Of this amount, nearly `10,000 goes in household expenses, while `1,027 is paid as insurance premium. Another `11,035 is the EMI amount Biswas pays for three personal loans. While one has been taken from the bank, the other two are from his company and don't incur any interest outgo. Since the bank loan will be fully repaid by February next year, Maalde suggests he continue to pay the EMI.

Biswas also invests `3,000, of which `2,000 goes in the PPF account and `1,000 is the mutual fund investment that Biswas has started recently. This leaves him with a surplus of `3,938 a month. This is a small amount to take care of his various goals, which include building an emergency corpus, buying a car, taking a vacation, building a corpus to start his own venture at 50, and saving for retirement. Given the low investible surplus and few assets or resources, it is unlikely he will be able to achieve all the goals.

Biswas has a meagre portfolio, comprising 100% debt investment, which includes the PPF and fixed deposit. Maalde suggests he increase the equity exposure, but begins his financial planning by taking care of his and his mother's insurance needs.

Insurance portfolio

Biswas has one traditional insurance plan, and Maalde suggests he retain it as a debt component of his portfolio because the return is likely to beat inflation. However, he has inadequate life insurance and should purchase a `25 lakh cover for 25 years. It will cost him `10,000 per annum.
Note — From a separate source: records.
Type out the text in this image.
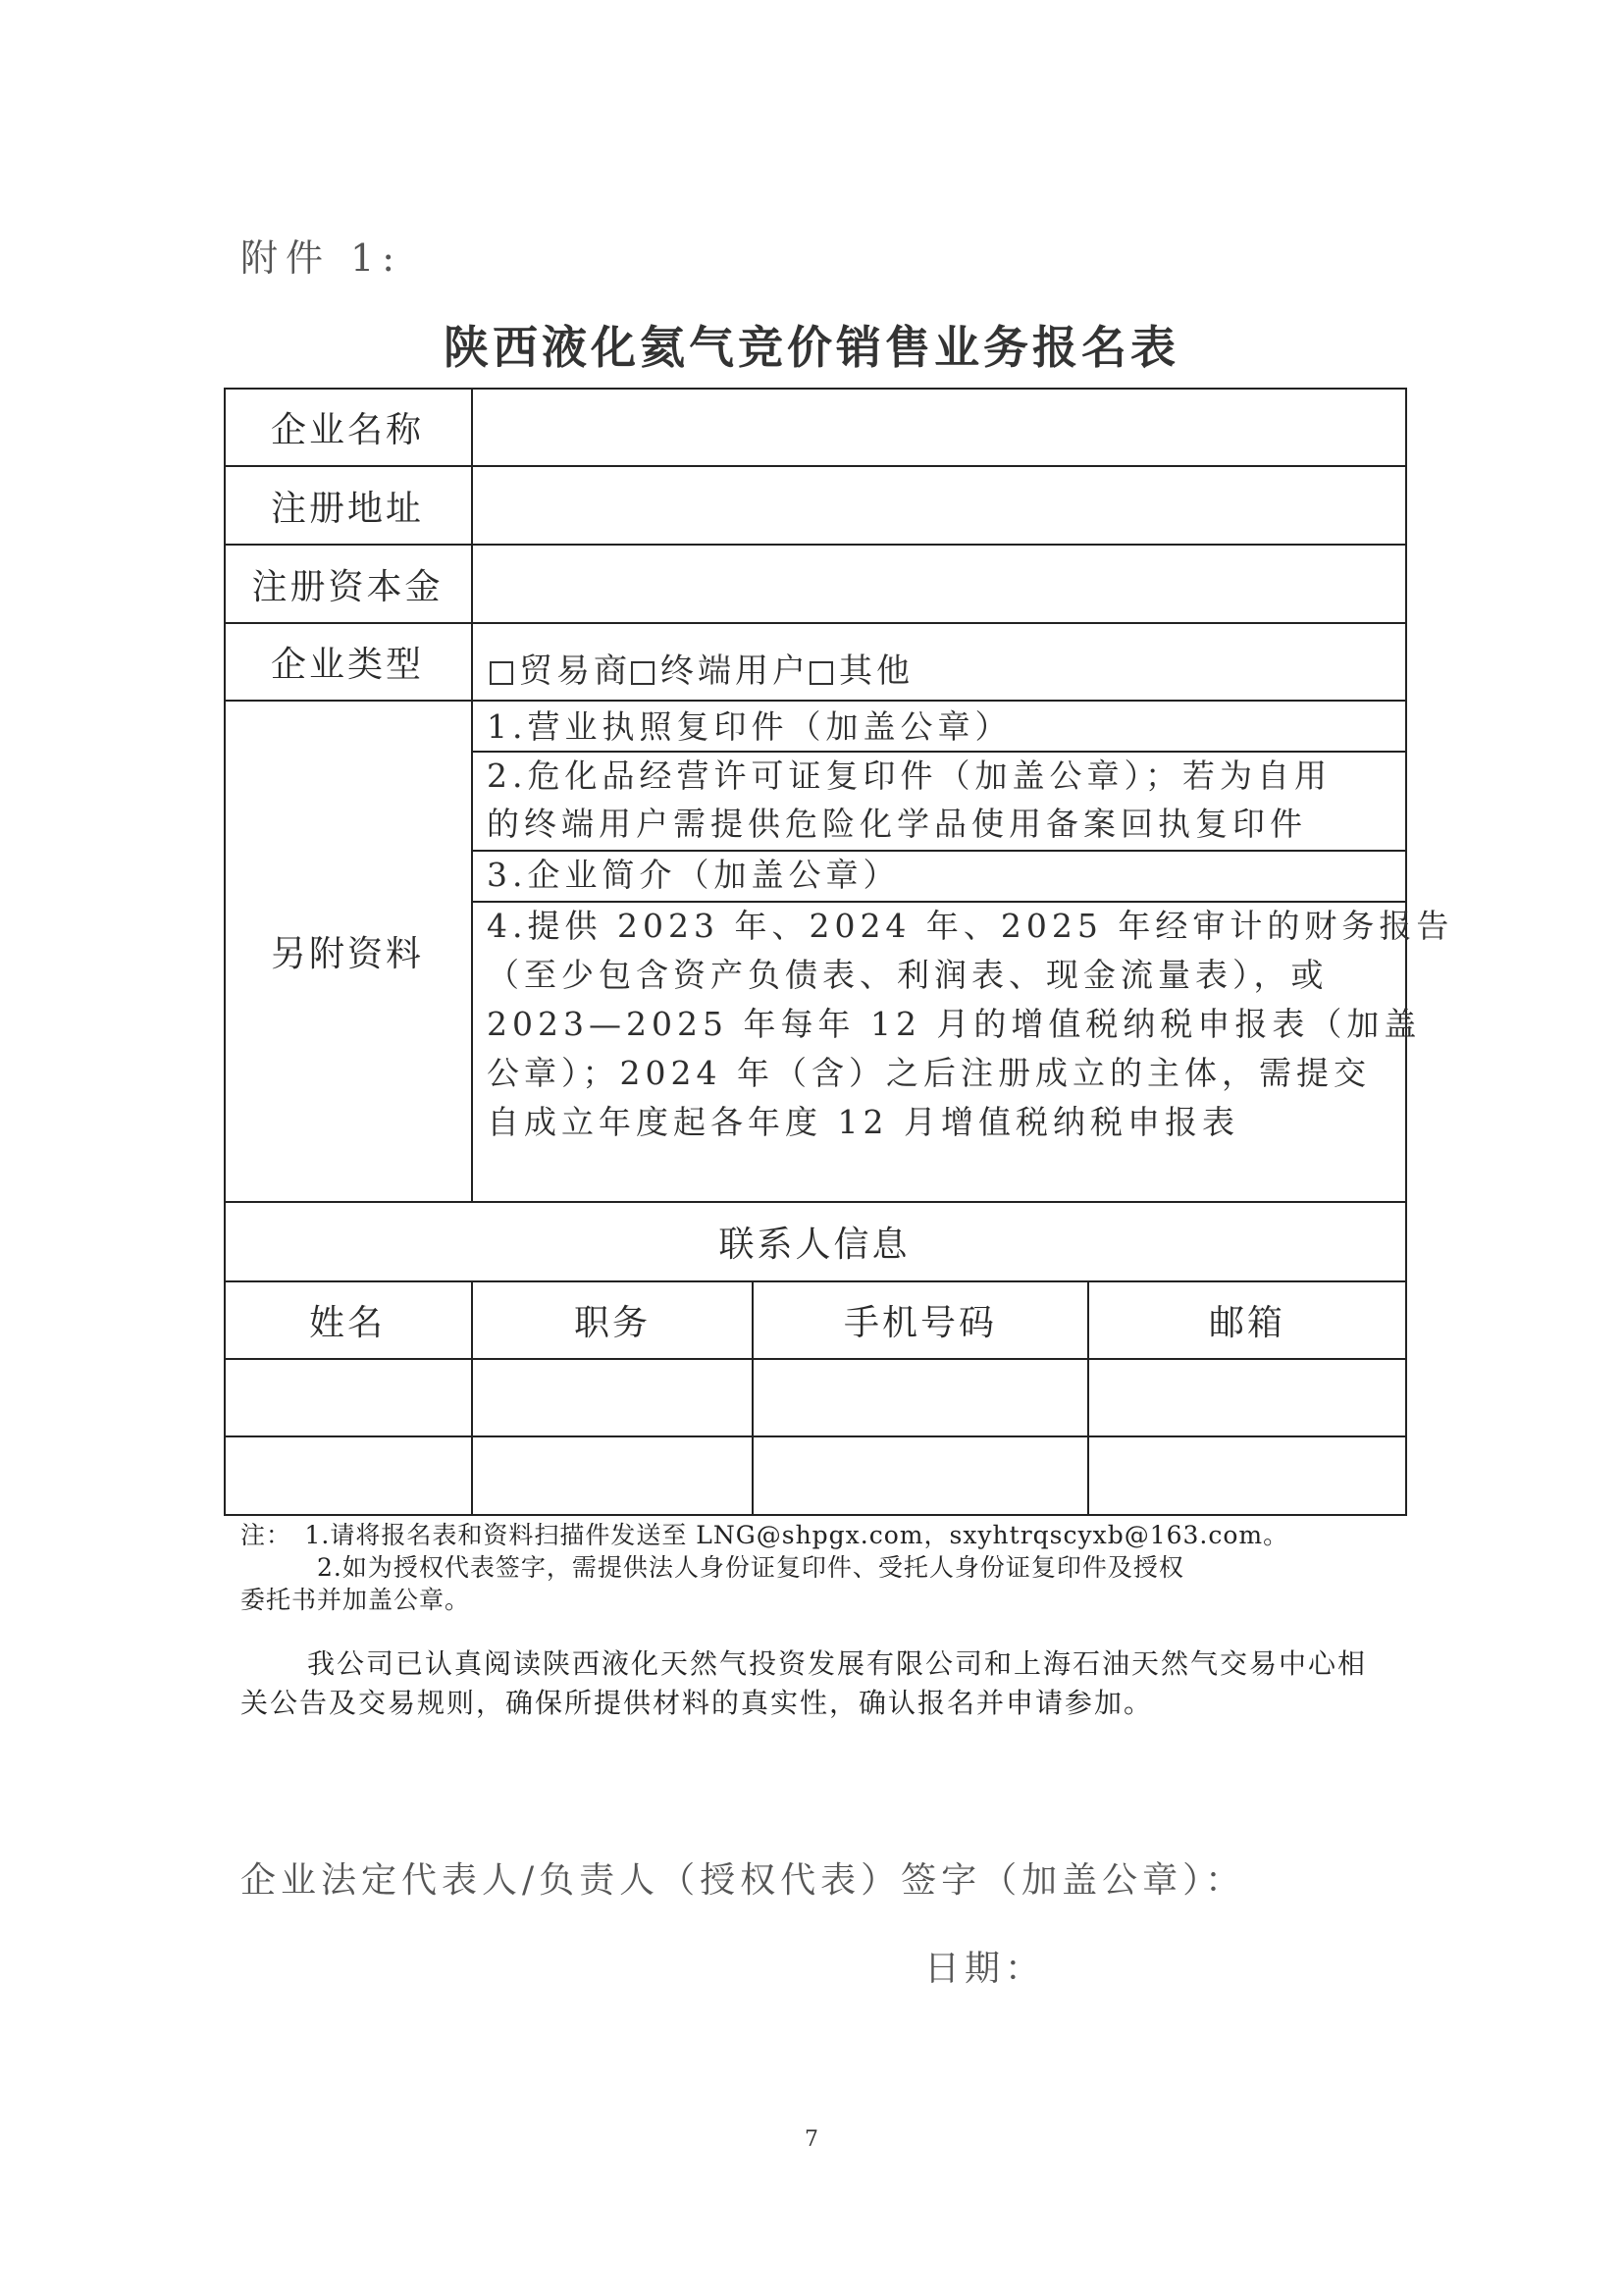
附件 1:
陕西液化氦气竞价销售业务报名表
企业名称
注册地址
注册资本金
企业类型	贸易商 终端用户 其他
另附资料
1.营业执照复印件（加盖公章）
2.危化品经营许可证复印件（加盖公章）；若为自用
的终端用户需提供危险化学品使用备案回执复印件
3.企业简介（加盖公章）
4.提供 2023 年、2024 年、2025 年经审计的财务报告
（至少包含资产负债表、利润表、现金流量表），或
2023—2025 年每年 12 月的增值税纳税申报表（加盖
公章）；2024 年（含）之后注册成立的主体，需提交
自成立年度起各年度 12 月增值税纳税申报表
联系人信息
姓名	职务	手机号码	邮箱
注：　1.请将报名表和资料扫描件发送至 LNG@shpgx.com，sxyhtrqscyxb@163.com。
　　　2.如为授权代表签字，需提供法人身份证复印件、受托人身份证复印件及授权
委托书并加盖公章。
我公司已认真阅读陕西液化天然气投资发展有限公司和上海石油天然气交易中心相关公告及交易规则，确保所提供材料的真实性，确认报名并申请参加。
企业法定代表人/负责人（授权代表）签字（加盖公章）：
日期：
7
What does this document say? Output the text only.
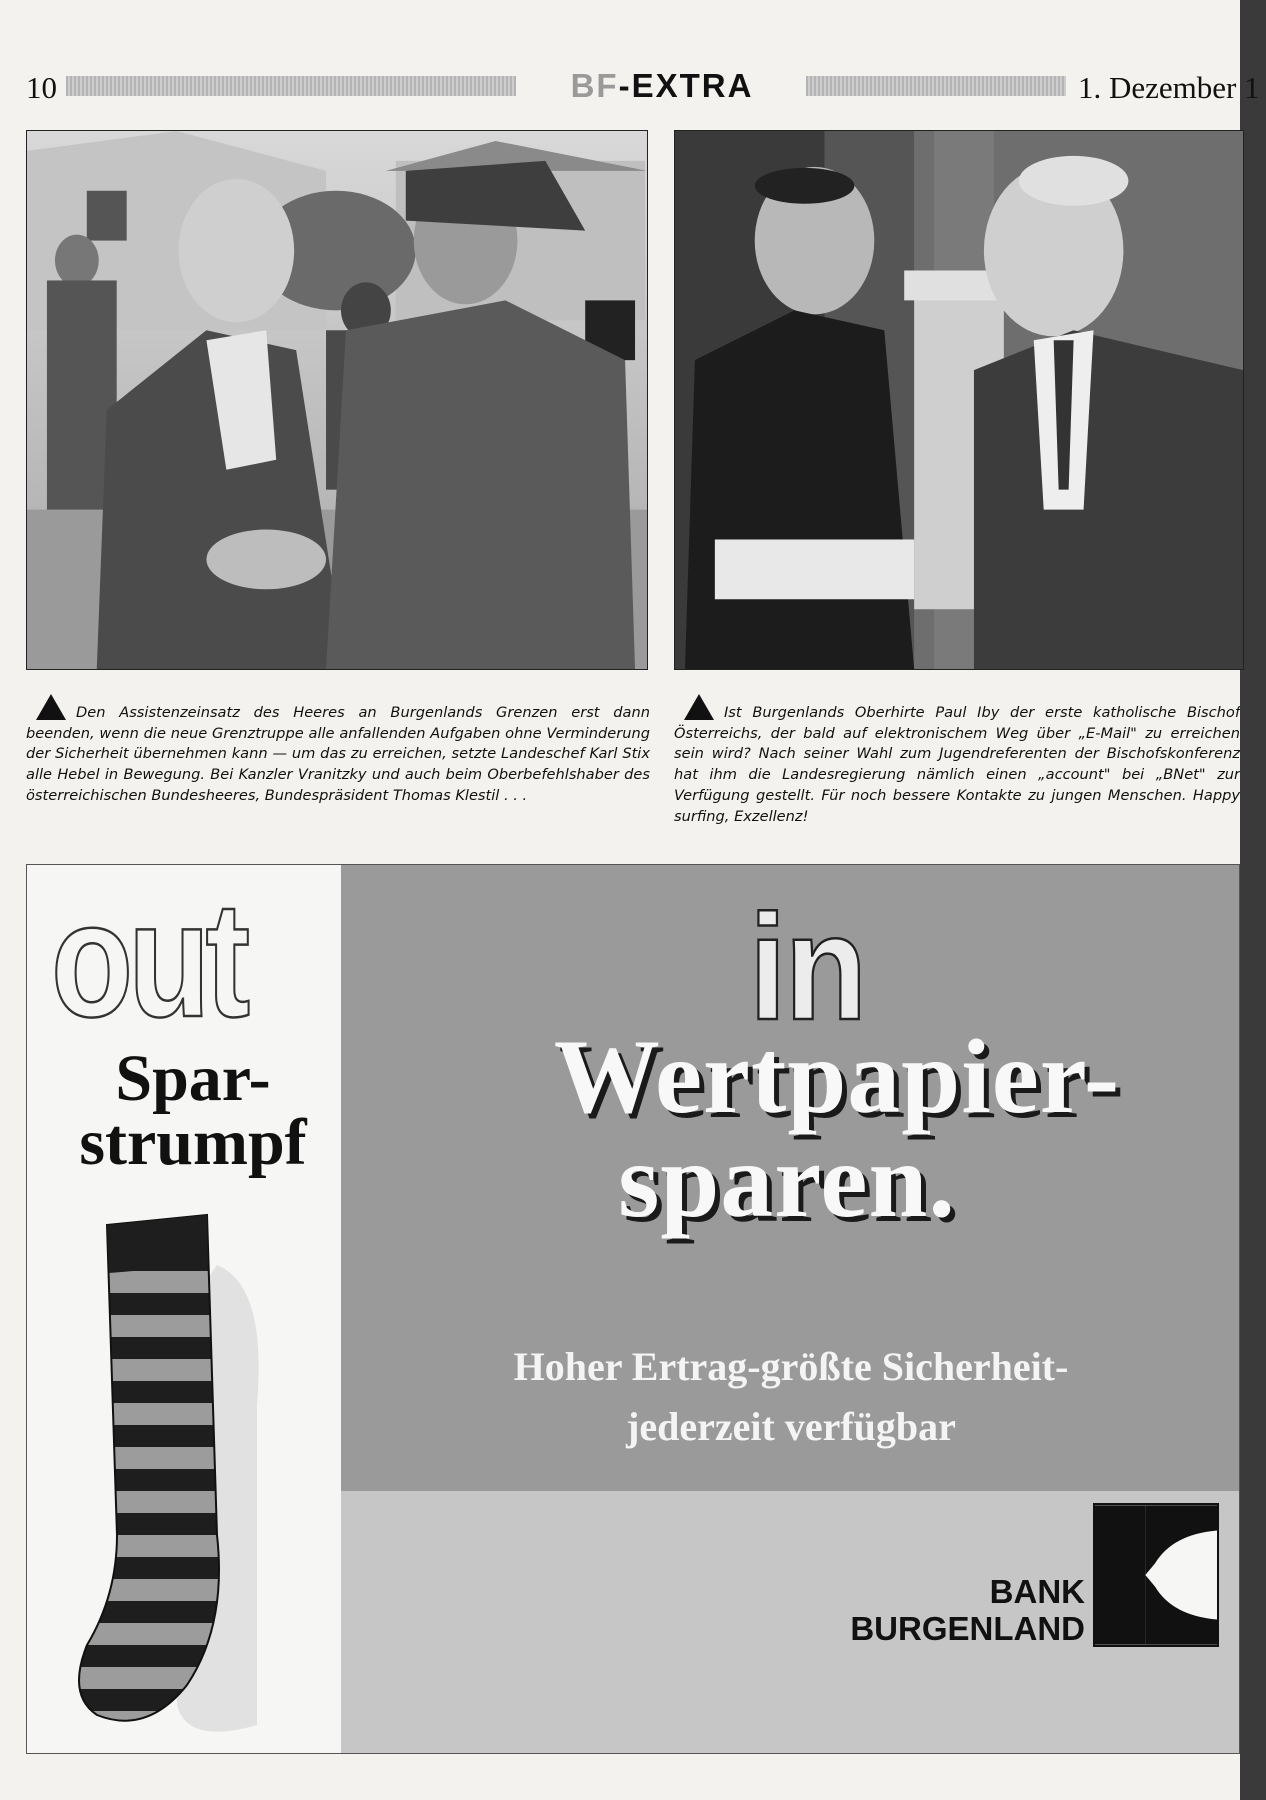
10	BF-EXTRA	1. Dezember 1
Den Assistenzeinsatz des Heeres an Burgenlands Grenzen erst dann beenden, wenn die neue Grenztruppe alle anfallenden Aufgaben ohne Verminderung der Sicherheit übernehmen kann — um das zu erreichen, setzte Landeschef Karl Stix alle Hebel in Bewegung. Bei Kanzler Vranitzky und auch beim Oberbefehlshaber des österreichischen Bundesheeres, Bundespräsident Thomas Klestil . . .
Ist Burgenlands Oberhirte Paul Iby der erste katholische Bischof Österreichs, der bald auf elektronischem Weg über „E-Mail" zu erreichen sein wird? Nach seiner Wahl zum Jugendreferenten der Bischofskonferenz hat ihm die Landesregierung nämlich einen „account" bei „BNet" zur Verfügung gestellt. Für noch bessere Kontakte zu jungen Menschen. Happy surfing, Exzellenz!
out
Spar-
strumpf
in
Wertpapier-
sparen.
Hoher Ertrag-größte Sicherheit-
jederzeit verfügbar
BANK
BURGENLAND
As for health insurance, he is covered by the government scheme, but Maalde advises him to buy an independent health cover worth `5 lakh, which will cost him `7,500 a year. He is also advised to buy an accident disability cover worth `25 lakh at a cost of `2,500 a year. As for his mother, Biswas should pick up a `5 lakh insurance plan from her pension income and it will come for an annual premium of `30,000.

Road map for the future

Now, Biswas can focus on his goals, the first of which is to build an emergency corpus equal to three months' expenses. This means he should save `2.2 lakh, which can be sourced from his cash holding of `5,000 and fixed deposit of `2 lakh. This amount should suffice for now. Next, Biswas needs to plan for his retirement, for which he will need `1.63 crore in 24 years to be able to maintain his existing lifestyle. To meet this goal, he will have to allocate his existing resources, which include the PPF and EPF corpuses, as well as the proceeds from the traditional insurance policy. These are likely to yield `58.8 lakh in the given time frame. For the remaining amount, Biswas will have to increase his SIP amount from the existing `1,000 to `5,000 in a diversified equity fund. The pension he gets from the government on retiring will also act as a cushion, though it has not been taken into consideration here.

As for his goals of buying a car and taking a vacation, Biswas does not have enough surplus to save for these. For the car, he needs `6.3 lakh in three years, while for a holiday, he will need `4.2 lakh in four years.To achieve the former, he will require to invest `15,000 in a monthly income plan via SIPs, while for the latter, he will have to start an SIP of `7,000 in an equity income plan for the specified time period. Since he doesn't have this amount, he will have to wait till there is an increase in his income or he can find a way to supplement it.

This also means that he will not be able to build a corpus to start his own venture when he is 50 years old till he can arrange for requisite funds.